Lightning-AI / lightning-thunder

Make PyTorch models up to 40% faster! Thunder is a source to source compiler for PyTorch. It enables using different hardware executors at once; across one or thousands of GPUs.
Apache License 2.0
1.15k stars 77 forks source link

value_and_grad returns None gradients with thunder.jit #211

Open kshitij12345 opened 5 months ago

kshitij12345 commented 5 months ago

Note that it works with the deprecated thunder.compile.

import torch
from thunder.core.transforms import value_and_grad
import thunder

def model(x, w1):
    return x + w1

inp = torch.randn(1, 1)  # doesn't matter if requires_grad is True/False
w1 = torch.randn(1, 1)  # doesn't matter if requires_grad is True/False

print(thunder.compile(value_and_grad(model), disable_preprocessing=True)(inp, w1))
print(thunder.jit(value_and_grad(model))(inp, w1))

Output:

(tensor([[0.4349]]), (tensor([[1.]]), tensor([[1.]])))
(tensor([[0.4349]]), (None, None))
kshitij12345 commented 5 months ago

cc: @IvanYashchuk

kshitij12345 commented 5 months ago

Grabbing for investigation

kshitij12345 commented 5 months ago

In function is_constant_for_vjp, following line incorrectly returns True. https://github.com/Lightning-AI/lightning-thunder/blob/257876624bf72392e979cbf016442d25322a0201/thunder/core/transforms.py#L3338

This happens because the isinstance lookaside in general_jit changes the check for TensorProxy to res = issubclass(torch.Tensor, ucls).

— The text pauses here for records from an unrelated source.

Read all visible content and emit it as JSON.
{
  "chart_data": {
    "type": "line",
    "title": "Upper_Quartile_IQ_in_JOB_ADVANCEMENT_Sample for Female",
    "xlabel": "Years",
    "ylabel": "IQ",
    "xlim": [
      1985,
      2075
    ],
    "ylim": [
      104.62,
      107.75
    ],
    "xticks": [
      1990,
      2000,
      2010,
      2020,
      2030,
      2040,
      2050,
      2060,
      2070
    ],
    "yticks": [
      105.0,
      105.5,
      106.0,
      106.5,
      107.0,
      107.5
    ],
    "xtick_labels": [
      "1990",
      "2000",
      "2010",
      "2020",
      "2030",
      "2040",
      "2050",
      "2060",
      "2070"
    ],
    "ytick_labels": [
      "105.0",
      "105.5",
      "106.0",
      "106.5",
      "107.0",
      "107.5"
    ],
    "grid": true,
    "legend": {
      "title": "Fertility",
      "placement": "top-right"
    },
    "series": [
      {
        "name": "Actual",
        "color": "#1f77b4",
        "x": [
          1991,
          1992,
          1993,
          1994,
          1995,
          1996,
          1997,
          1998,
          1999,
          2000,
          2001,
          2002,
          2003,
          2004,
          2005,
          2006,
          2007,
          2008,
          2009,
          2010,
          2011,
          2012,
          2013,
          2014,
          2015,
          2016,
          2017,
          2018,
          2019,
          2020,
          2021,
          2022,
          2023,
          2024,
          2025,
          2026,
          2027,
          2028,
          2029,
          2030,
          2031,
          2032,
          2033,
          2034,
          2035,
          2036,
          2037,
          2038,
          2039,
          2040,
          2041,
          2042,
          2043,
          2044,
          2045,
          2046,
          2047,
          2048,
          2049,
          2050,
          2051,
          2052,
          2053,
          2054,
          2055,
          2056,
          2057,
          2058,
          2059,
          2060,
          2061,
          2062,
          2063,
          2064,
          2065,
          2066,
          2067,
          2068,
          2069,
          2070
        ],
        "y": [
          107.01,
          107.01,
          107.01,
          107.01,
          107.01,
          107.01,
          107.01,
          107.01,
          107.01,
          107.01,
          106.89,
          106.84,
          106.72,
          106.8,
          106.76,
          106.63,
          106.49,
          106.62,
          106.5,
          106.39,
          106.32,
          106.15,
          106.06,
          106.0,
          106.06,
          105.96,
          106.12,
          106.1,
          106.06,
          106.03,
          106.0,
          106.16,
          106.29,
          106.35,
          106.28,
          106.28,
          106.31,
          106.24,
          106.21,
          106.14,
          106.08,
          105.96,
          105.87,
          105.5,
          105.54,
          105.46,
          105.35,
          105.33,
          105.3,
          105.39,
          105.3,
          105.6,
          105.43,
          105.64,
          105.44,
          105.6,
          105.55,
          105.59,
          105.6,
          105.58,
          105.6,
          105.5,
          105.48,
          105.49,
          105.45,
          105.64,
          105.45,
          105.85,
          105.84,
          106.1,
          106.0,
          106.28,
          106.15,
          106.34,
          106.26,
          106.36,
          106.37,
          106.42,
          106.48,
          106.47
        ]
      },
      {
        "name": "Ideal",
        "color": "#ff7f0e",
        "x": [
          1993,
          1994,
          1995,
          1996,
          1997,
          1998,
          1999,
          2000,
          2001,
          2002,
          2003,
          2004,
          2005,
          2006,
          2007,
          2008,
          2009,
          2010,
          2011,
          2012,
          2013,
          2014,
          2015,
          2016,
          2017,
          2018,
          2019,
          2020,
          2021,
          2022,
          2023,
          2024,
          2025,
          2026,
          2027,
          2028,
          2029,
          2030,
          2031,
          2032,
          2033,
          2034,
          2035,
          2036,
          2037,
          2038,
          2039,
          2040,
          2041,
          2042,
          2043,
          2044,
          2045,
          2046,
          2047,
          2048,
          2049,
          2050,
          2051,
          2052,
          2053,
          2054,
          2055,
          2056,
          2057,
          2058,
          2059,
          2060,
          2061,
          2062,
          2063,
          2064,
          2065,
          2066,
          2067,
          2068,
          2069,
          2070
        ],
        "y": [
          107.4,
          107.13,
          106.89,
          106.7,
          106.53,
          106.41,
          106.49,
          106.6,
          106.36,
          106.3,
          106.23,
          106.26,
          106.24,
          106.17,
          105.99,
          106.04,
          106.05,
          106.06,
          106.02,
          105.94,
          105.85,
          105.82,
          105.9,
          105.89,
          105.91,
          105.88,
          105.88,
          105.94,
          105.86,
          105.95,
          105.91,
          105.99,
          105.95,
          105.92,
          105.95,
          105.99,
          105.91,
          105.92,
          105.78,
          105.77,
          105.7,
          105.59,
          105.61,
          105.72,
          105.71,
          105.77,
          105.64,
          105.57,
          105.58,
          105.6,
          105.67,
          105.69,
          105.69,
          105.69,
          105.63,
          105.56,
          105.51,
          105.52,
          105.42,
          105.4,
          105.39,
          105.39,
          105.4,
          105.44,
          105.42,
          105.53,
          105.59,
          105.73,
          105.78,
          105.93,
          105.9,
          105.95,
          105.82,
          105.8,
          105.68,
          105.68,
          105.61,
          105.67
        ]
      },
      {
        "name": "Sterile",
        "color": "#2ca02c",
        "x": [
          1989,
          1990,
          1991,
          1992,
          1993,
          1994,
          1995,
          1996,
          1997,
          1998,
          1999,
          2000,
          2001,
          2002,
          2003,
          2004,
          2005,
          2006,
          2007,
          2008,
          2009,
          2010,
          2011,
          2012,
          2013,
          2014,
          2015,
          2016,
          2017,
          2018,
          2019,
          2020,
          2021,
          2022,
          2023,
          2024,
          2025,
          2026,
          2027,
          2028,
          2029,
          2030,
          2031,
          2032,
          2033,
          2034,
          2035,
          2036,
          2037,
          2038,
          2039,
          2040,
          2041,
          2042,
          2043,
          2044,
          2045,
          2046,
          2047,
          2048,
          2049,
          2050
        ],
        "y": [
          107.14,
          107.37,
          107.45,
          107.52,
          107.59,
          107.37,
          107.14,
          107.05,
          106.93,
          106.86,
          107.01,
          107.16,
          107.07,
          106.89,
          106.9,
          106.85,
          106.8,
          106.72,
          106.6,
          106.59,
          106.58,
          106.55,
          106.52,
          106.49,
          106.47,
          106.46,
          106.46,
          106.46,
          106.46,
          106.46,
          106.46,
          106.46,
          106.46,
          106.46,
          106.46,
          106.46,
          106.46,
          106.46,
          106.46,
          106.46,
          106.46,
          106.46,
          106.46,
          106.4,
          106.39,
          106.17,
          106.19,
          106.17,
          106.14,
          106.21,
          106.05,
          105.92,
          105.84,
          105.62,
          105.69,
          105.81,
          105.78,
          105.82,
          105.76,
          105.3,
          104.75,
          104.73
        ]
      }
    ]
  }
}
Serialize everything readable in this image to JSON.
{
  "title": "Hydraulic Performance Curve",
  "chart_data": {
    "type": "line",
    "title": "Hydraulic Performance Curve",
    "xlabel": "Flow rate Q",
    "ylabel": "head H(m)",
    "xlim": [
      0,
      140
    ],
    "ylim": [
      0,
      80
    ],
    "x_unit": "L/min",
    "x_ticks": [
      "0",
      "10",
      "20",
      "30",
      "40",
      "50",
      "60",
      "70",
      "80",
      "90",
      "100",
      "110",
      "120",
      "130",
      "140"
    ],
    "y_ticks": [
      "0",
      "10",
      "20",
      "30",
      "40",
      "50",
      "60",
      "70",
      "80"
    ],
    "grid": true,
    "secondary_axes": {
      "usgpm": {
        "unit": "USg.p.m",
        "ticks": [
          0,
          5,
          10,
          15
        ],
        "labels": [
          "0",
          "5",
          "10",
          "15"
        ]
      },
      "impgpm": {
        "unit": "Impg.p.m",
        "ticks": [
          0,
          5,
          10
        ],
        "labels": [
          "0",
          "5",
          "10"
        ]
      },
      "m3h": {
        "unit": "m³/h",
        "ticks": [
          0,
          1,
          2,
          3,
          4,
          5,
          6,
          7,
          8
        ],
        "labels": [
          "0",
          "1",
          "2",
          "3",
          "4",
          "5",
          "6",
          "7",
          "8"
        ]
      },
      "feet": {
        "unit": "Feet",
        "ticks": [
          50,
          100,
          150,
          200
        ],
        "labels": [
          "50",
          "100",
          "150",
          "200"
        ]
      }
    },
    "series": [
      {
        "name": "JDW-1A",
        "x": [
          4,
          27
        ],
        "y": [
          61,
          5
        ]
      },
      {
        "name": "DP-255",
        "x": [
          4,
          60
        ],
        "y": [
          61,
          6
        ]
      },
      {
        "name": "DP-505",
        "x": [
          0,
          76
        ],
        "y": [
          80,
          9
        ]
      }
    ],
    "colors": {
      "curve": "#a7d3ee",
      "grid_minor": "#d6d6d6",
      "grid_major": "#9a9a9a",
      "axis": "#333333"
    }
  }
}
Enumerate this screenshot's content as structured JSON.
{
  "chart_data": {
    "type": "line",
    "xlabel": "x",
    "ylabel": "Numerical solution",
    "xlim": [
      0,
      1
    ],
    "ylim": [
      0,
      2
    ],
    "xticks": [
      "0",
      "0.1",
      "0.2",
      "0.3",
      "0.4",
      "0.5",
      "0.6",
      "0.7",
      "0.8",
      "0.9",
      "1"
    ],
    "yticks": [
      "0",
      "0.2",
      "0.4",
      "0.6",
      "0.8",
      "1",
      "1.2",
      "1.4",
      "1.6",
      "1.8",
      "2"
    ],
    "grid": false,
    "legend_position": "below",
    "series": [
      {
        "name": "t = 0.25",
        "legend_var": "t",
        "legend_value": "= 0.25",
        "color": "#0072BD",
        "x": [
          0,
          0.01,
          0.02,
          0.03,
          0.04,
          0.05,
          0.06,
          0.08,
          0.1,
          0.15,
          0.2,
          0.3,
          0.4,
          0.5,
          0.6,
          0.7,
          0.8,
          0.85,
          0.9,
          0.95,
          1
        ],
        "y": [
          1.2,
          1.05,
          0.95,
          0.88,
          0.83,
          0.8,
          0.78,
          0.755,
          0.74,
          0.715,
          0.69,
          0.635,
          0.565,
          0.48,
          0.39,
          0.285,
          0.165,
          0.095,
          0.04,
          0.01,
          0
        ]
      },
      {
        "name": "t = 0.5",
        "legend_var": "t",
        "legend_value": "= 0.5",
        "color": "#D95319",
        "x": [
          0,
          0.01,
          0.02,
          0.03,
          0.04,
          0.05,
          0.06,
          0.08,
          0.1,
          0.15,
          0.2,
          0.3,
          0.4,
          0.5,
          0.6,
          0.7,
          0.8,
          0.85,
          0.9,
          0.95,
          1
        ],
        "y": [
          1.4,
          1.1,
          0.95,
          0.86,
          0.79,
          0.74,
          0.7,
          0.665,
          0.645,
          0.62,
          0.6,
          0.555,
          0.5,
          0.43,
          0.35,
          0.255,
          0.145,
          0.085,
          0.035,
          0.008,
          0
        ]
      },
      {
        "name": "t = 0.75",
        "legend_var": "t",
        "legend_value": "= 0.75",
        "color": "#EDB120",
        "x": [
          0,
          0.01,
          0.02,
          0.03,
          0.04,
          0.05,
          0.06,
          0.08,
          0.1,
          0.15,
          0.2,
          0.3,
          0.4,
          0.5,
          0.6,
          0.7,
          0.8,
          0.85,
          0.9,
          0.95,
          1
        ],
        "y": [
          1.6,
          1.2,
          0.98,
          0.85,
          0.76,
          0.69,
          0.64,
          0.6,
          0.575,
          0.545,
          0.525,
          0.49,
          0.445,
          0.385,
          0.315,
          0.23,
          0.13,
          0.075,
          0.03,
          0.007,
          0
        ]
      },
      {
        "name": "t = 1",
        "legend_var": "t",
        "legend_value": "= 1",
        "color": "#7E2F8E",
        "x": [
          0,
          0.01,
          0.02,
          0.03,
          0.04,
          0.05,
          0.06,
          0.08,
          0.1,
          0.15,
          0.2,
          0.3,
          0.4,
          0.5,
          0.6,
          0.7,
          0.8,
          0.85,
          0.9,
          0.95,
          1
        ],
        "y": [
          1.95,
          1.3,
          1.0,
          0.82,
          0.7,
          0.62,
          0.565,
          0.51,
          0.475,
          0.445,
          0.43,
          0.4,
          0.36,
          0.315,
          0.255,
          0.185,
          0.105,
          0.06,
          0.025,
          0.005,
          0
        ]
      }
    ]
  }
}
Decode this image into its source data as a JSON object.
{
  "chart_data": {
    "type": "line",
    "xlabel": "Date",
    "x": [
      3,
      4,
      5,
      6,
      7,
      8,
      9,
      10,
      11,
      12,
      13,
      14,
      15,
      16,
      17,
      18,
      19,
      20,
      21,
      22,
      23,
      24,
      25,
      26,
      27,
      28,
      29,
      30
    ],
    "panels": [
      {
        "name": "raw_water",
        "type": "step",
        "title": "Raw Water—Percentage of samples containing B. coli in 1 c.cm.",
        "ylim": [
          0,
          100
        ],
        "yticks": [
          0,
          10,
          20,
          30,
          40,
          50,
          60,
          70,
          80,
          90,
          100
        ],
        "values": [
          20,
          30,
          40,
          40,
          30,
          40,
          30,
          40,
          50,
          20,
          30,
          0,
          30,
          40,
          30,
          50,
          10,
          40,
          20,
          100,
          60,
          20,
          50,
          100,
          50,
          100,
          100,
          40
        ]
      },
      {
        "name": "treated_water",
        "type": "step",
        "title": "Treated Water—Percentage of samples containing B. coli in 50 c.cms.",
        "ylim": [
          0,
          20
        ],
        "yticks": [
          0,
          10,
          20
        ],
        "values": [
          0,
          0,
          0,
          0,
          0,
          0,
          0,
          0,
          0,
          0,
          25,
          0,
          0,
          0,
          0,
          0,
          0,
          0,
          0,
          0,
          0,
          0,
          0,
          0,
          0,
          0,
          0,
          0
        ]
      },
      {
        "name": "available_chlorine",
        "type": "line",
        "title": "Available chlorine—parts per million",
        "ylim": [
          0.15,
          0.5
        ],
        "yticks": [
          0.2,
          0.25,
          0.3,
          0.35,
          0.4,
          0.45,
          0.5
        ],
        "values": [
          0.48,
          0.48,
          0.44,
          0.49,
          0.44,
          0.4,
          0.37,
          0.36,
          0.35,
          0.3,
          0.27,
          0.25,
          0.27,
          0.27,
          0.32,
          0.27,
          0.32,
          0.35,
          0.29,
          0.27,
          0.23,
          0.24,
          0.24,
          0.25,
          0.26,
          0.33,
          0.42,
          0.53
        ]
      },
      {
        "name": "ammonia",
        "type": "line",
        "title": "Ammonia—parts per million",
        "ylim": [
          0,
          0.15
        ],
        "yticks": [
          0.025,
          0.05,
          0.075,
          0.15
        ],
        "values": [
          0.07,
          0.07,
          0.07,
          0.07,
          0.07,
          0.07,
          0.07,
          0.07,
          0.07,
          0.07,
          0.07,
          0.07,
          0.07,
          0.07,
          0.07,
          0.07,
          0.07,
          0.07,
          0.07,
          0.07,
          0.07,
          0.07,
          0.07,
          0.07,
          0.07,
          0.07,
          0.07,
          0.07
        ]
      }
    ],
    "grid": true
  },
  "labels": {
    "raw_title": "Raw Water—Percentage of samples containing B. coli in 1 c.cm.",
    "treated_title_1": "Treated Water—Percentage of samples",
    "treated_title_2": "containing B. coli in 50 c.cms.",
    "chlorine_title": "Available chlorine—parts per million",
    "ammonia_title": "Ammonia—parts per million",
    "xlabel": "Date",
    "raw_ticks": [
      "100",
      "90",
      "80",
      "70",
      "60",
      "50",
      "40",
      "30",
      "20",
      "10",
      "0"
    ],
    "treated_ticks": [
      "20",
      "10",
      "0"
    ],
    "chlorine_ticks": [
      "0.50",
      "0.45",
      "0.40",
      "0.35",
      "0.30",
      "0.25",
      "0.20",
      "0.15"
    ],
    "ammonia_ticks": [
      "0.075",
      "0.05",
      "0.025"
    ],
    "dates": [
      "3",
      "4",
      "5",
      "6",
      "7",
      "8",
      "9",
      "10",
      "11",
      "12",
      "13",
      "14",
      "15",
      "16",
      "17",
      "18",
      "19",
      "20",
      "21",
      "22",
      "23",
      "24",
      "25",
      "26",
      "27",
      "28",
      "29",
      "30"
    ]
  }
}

Hence the above line incorrectly returns True. https://github.com/Lightning-AI/lightning-thunder/blob/257876624bf72392e979cbf016442d25322a0201/thunder/core/jit_ext.py#L708-L720

Putting a potential fix

diff --git a/thunder/core/jit_ext.py b/thunder/core/jit_ext.py
index 9ccce83..21f77b5 100644
--- a/thunder/core/jit_ext.py
+++ b/thunder/core/jit_ext.py
@@ -709,7 +709,7 @@ def _general_jit_isinstance_lookaside(obj: Any, cls: type | UnionType | tuple[ty
     uobj = unwrap(obj)
     ucls = unwrap(cls)
     if isinstance(uobj, TensorProxy):
-        res = issubclass(torch.Tensor, ucls)
+        res = issubclass(torch.Tensor, ucls) or isinstance(uobj, ucls)
     else:
         res = isinstance(uobj, ucls)

Leads to a different error:

File "/home/kkalambarkar/lightning-thunder/thunder/core/transforms.py", line 3662, in _vjp
    result, vjp_result = vjp_call(flat_args, cotangents, trace=trace)
  File "/home/kkalambarkar/lightning-thunder/thunder/core/interpreter.py", line 6179, in partial_call_impl
    return partial_function.func(*(partial_function.args + args), **(partial_function.keywords | kwargs))
  File "/home/kkalambarkar/lightning-thunder/thunder/core/transforms.py", line 3636, in vjp_call_metafunc
    result, env = augmented_forward_pass(*primals, trace=trace, **kwargs)
TypeError: expected 1 argument, got 2